This review may contain spoilers. I can handle the truth.
Abbey’s review published on Letterboxd:
This review may contain spoilers.
watched this in a state of utter shock, disturbance and an overwhelming amount of sadness.
not since mother! have i ever been so conflicted as to how i feel about a film. and not conflicted as to whether i think it's a good film or not - there is no doubt that it's exceptional. utterly heartbreaking, provoking and so explicitly raw. but i was confused and left jarred as to how i actually feel about it. do i like it? or am i too confronted and stuck-still to have enjoyed the film?
enjoyment is such an odd term. particularly in terms of films that leave you feeling icky and sad and rattled; staring at the screen long after the credits begin to roll. would i watch this again? i'm conflicted.
every part of it had my lip trembling and my tears puddling in my lashline. i don't know why they didn't fall - maybe i felt i wasn't connected enough to the story, or perhaps it was the complete other end of the spectrum and my hallucinated state left me too immersed to move, even the uncontrollable parts of my body stifled still. i don't know.

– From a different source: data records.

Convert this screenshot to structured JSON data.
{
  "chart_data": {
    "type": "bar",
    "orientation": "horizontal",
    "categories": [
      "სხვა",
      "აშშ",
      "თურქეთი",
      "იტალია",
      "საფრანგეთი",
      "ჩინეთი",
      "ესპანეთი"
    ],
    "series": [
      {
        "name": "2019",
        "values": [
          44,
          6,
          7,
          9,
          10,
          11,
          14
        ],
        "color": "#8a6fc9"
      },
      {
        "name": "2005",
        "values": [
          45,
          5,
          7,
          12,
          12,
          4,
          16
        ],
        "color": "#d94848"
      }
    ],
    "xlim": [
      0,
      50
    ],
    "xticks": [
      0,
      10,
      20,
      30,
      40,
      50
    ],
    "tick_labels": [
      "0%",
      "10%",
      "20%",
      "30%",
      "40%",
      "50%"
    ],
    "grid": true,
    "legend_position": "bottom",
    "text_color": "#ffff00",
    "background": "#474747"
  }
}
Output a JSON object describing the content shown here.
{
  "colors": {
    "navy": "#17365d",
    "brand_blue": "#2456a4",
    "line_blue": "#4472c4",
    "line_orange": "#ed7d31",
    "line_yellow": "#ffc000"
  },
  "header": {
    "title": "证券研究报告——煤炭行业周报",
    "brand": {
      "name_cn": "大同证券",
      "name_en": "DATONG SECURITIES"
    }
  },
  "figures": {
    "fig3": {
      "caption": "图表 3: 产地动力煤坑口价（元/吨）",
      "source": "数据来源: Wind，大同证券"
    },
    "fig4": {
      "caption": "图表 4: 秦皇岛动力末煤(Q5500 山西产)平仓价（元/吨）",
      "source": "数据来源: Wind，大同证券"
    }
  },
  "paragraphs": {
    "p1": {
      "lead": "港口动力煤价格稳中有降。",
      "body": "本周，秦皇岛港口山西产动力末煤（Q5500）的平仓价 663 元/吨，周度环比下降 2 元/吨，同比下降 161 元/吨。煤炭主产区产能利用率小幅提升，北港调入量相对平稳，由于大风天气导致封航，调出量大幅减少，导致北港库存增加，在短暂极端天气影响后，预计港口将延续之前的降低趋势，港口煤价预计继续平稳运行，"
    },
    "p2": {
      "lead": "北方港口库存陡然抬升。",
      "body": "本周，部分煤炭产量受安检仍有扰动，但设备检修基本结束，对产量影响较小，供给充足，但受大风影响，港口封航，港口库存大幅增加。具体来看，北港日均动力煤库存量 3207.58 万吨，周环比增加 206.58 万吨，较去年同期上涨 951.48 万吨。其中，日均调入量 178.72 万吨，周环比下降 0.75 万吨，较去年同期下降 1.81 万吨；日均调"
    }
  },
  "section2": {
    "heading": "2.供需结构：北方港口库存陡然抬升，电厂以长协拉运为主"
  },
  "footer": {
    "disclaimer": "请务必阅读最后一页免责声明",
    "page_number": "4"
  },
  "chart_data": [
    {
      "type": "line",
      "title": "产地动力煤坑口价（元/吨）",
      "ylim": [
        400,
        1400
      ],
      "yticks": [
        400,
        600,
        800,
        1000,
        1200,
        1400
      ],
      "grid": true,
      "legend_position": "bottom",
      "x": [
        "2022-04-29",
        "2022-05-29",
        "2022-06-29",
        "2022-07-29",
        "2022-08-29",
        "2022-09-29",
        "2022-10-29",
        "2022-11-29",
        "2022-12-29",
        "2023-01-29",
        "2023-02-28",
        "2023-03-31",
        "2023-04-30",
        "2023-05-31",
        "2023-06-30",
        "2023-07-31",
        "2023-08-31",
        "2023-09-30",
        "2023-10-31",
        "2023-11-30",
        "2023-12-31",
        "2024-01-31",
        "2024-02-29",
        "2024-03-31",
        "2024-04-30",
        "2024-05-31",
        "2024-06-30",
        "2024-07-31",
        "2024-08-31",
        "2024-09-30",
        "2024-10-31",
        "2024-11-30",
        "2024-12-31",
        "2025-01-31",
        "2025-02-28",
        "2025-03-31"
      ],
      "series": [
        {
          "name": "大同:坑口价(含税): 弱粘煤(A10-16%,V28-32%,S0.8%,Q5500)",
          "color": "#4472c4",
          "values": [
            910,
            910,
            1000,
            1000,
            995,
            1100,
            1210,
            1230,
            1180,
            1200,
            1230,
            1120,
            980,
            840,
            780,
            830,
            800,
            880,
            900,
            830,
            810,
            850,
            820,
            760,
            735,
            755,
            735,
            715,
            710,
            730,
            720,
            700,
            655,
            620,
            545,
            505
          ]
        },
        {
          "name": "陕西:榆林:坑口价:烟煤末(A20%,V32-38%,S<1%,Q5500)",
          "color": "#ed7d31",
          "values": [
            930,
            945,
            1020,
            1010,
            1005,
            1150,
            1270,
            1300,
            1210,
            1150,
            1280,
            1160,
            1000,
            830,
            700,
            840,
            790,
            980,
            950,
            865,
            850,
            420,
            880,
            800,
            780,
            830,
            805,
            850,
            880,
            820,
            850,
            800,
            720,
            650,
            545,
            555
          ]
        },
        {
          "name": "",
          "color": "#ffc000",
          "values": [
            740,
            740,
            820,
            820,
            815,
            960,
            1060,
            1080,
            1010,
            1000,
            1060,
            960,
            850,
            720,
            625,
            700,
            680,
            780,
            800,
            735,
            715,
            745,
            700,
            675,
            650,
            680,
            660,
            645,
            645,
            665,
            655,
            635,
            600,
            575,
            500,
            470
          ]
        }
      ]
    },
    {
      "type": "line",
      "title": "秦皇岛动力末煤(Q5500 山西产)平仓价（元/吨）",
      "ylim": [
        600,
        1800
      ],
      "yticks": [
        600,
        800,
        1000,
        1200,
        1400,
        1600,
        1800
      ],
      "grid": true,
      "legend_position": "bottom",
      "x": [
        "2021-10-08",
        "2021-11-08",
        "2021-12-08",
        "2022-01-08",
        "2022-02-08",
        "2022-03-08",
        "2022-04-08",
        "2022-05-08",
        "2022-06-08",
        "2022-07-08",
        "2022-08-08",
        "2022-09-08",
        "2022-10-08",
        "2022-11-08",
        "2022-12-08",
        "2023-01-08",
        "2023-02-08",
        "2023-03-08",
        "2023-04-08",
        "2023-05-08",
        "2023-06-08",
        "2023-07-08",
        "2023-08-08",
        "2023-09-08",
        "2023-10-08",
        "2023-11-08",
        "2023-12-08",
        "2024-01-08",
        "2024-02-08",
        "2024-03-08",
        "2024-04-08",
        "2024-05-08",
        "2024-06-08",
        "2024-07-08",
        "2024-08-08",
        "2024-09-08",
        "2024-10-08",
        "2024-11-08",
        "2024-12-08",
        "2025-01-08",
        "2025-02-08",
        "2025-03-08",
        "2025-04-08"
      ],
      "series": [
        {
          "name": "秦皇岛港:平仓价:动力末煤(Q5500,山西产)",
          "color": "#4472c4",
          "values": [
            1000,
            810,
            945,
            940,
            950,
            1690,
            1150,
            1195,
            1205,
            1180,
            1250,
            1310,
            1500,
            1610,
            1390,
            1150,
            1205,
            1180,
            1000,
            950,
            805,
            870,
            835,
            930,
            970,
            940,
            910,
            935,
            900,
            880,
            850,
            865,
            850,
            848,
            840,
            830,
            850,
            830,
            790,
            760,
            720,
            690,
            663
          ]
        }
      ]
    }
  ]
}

the beginning scenes had my skin crawling and my face twisted in disturbance. everything was so believable. and i hate that it was. so twisted, so tragic, as we are let into the horrible events happening, just between coach, the boys and us. we are outsiders looking in - bystanders unable to do anything about it. the camerawork was remarkable in the way it personalised everything as well. the closeups on coach's face, the deliberate exclusion of certain parts of the screen. we knew what was happening anyway.
the performances were great, and both leads were completely believable in their roles. it was interesting watching them apart, and how their shared childhood trauma resulted in such different adolescent routes. then when they were brought together at the end, it was a beautiful and tender moment. such a brilliant ending.
brian and eric becoming such good friends was a lovely storyline - their chemistry was beautiful to watch as they welcomed one another into their lives.
both stories (brian and neil) were awfully miserable and shaking. brian's inability to recall what happened to him was god awful to watch. he was searching for something to believe in, something to 'fill the blanks,' yet it was simply futile. similar to what avalyn mentioned, it will all begin to piece together, anyway. and when he thought he had found a friend in her, but she began to follow the thoughts he was regressing. god, both stories are just so sad. so so sad. watching neil go from the tender and emotional encounter with the client with AIDS to the brutal and forceful rape was thoroughly sickening to watch unravel.
mysterious skin is intense and open and has left me in a state of utter sadness and helplessness. it was awful and brilliant and confronting and a brilliant look at the effects of childhood trauma and two of the many different routes it can unwillingly lead people to.